Textbooks are becoming obsolete.

With a heavier reliance on technology-based learning, the old-school textbooks aren’t as necessary as they have been in previous years.   Few courses mandatorily assign students textbooks, while the majority of core-subject classes (math, reading, sciences etc) post online resources with an option of physical textbooks.

However, you can’t ignore the appeal physical textbooks have to many students. Without the need for a WIFI connection or a charged device, physical books provide a hands-on (literally) learning experience.

We spend all day looking at screens.  They provide a constant distraction from other outlets in our lives – like education.

When you get a notification, or maybe want to change the song you’re listening to, it’s very easy for one thing to lead to another, and soon you forget you were using your phone for homework.  The mental focus just isn’t there when you’re looking at a screen.

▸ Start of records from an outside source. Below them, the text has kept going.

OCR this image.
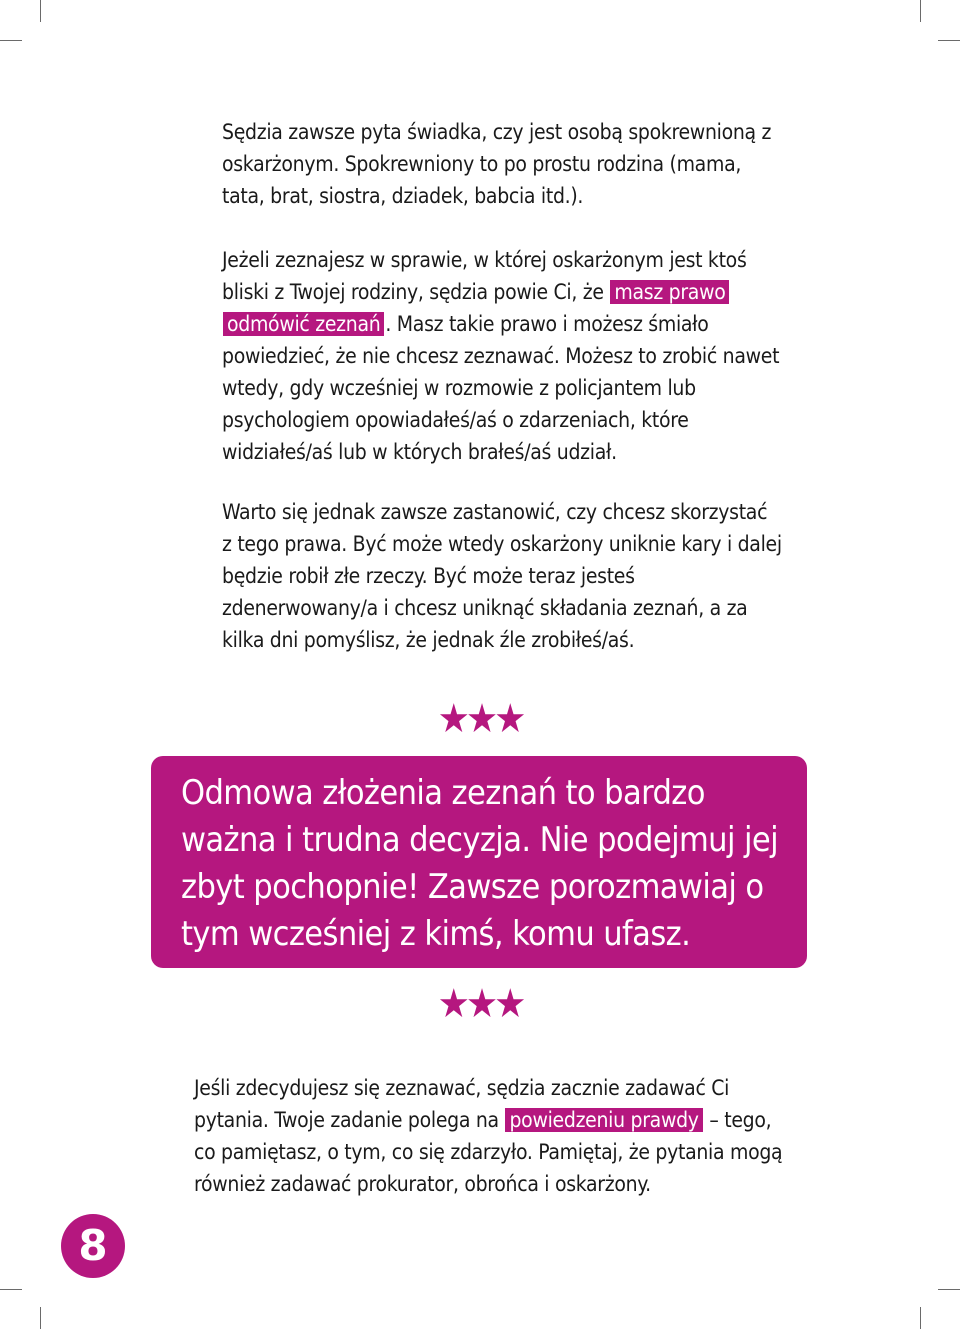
Sędzia zawsze pyta świadka, czy jest osobą spokrewnioną z oskarżonym. Spokrewniony to po prostu rodzina (mama, tata, brat, siostra, dziadek, babcia itd.).

Jeżeli zeznajesz w sprawie, w której oskarżonym jest ktoś bliski z Twojej rodziny, sędzia powie Ci, że masz prawo odmówić zeznań . Masz takie prawo i możesz śmiało powiedzieć, że nie chcesz zeznawać. Możesz to zrobić nawet wtedy, gdy wcześniej w rozmowie z policjantem lub psychologiem opowiadałeś/aś o zdarzeniach, które widziałeś/aś lub w których brałeś/aś udział.

Warto się jednak zawsze zastanowić, czy chcesz skorzystać z tego prawa. Być może wtedy oskarżony uniknie kary i dalej będzie robił złe rzeczy. Być może teraz jesteś zdenerwowany/a i chcesz uniknąć składania zeznań, a za kilka dni pomyślisz, że jednak źle zrobiłeś/aś.

★★★

Odmowa złożenia zeznań to bardzo ważna i trudna decyzja. Nie podejmuj jej zbyt pochopnie! Zawsze porozmawiaj o tym wcześniej z kimś, komu ufasz.

★★★

Jeśli zdecydujesz się zeznawać, sędzia zacznie zadawać Ci pytania. Twoje zadanie polega na powiedzeniu prawdy – tego, co pamiętasz, o tym, co się zdarzyło. Pamiętaj, że pytania mogą również zadawać prokurator, obrońca i oskarżony.

8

On the other hand, putting up your phone and opening a physical textbook tells your mind what to focus on, the task at hand.  By taking your attention away from a device, you’re able to work faster and more effectively on what’s assigned to you.

However, the growing dependence on digitalized learning makes it harder for students to get their hands on actual books.  Classrooms such as Mrs. McFadden’s Precalculus and Mrs. Cunningham’s World History have posted reminders at the beginning of every school year instructing students to grab their textbook before they run out.

This shouldn’t be the case.  Textbooks should be at least at capacity to support most if not all students who desire to have one.  There shouldn’t be a limit, or even the possibility to deny students their accessibility to anything that may facilitate a student’s learning process.